10 ways to help prevent allergic reactions
Safeguard yourself against spring allergies with these simple strategies
Eat one kiwifruit every morning
They're rich in vitamin C, which acts as a natural antihistamine. Some studies link low levels of C with allergies. When your allergies are flaring up, consider taking a vitamin C supplement.
Turn on the AC
Air conditioners do just that - condition the air. They remove mold-friendly moisture and filter allergens entering the house. Just make sure to clean or change the filters often or you'll just make things worse.
Choose chicken instead of beef
A two-year study of 334 adults with hay fever and 1,336 without found those who ate the most trans oleic acid (a form of monounsaturated fat found primarily in meat and dairy products) were nearly three times as likely to have hay fever as those who ate the least.
Choose a doormat made of synthetic material
Doormats made of natural material (wicker, etc.) can break down and become excellent feeding grounds for mites, mold, and fungus, and then get tracked into the house.
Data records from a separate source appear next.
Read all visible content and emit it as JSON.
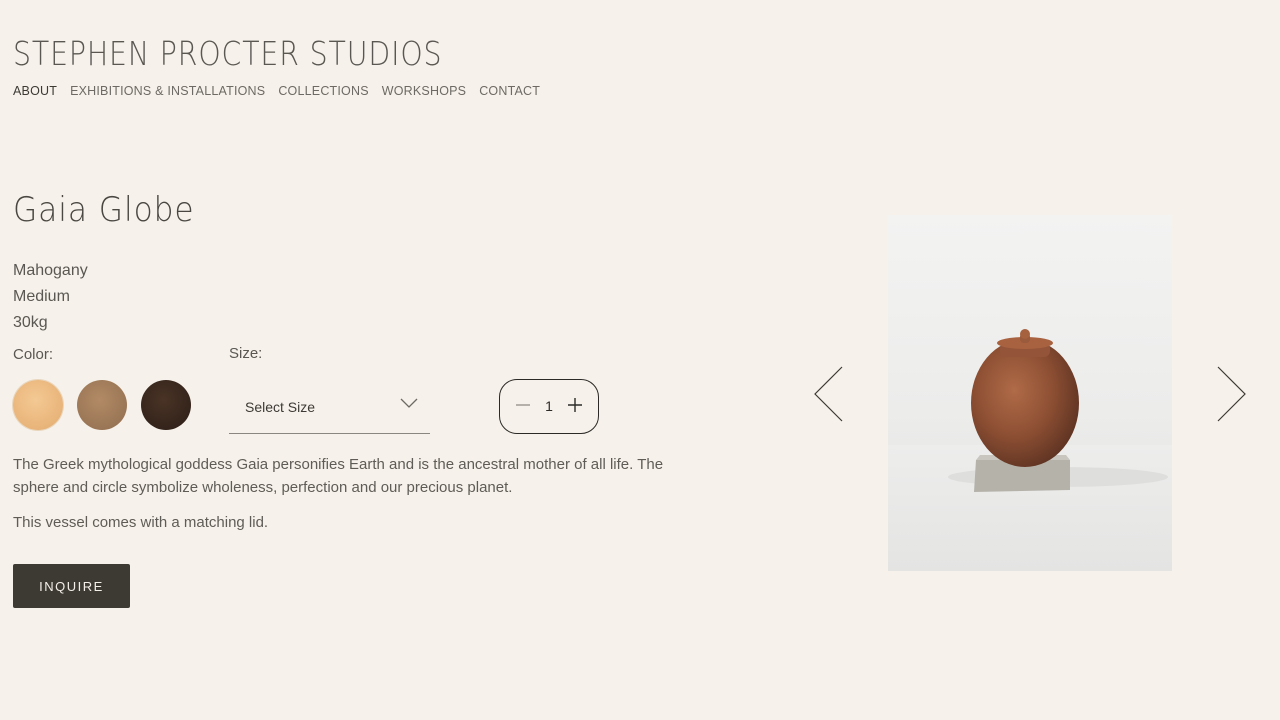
{
  "header": {
    "brand": "STEPHEN PROCTER STUDIOS",
    "nav": [
      {
        "label": "ABOUT",
        "active": true
      },
      {
        "label": "EXHIBITIONS & INSTALLATIONS",
        "active": false
      },
      {
        "label": "COLLECTIONS",
        "active": false
      },
      {
        "label": "WORKSHOPS",
        "active": false
      },
      {
        "label": "CONTACT",
        "active": false
      }
    ]
  },
  "product": {
    "title": "Gaia Globe",
    "specs": [
      "Mahogany",
      "Medium",
      "30kg"
    ],
    "color_label": "Color:",
    "colors": [
      "#e8b47a",
      "#9a7656",
      "#34241b"
    ],
    "size_label": "Size:",
    "size_value": "Select Size",
    "quantity": "1",
    "description": [
      "The Greek mythological goddess Gaia personifies Earth and is the ancestral mother of all life. The sphere and circle symbolize wholeness, perfection and our precious planet.",
      "This vessel comes with a matching lid."
    ],
    "inquire_label": "INQUIRE"
  },
  "gallery": {
    "image": "wooden-globe-vessel-photo",
    "prev_icon": "chevron-left-icon",
    "next_icon": "chevron-right-icon"
  }
}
Wash all mats weekly.
Pop a fish-oil supplement every morning after you brush your teeth
A study of people with allergic asthma (asthma caused by allergies) found those who took daily fish-oil supplements for a month had lower levels of leukotrienes, chemicals that contribute to the allergic reaction.
Put a shelf by the front door
Encourage family and guests to remove their shoes before entering to reduce the amount of dust, mold, and other allergens tracked in. Keep some soft slippers in a basket by the front door for people who don't want to walk around in their stocking feet.
Avoid foods that contain the additive monosodium benzoate
An Italian study found that monosodium benzoate triggered allergy-like symptoms, including runny, stuffy nose, sneezing, and nasal itching, in adults without allergies. The preservative is often found in juices, pie fillings, pickles, olives, and salad dressings.
Steam-clean your furniture and carpets
When cleaning, use a solution of disodium octaborate tetrahydrate (DOT), a boron-based product, in the water. A 2004 study published in the journal Allergy found DOT cut dust mite populations and their associated allergen levels to undetectable levels for up to six months.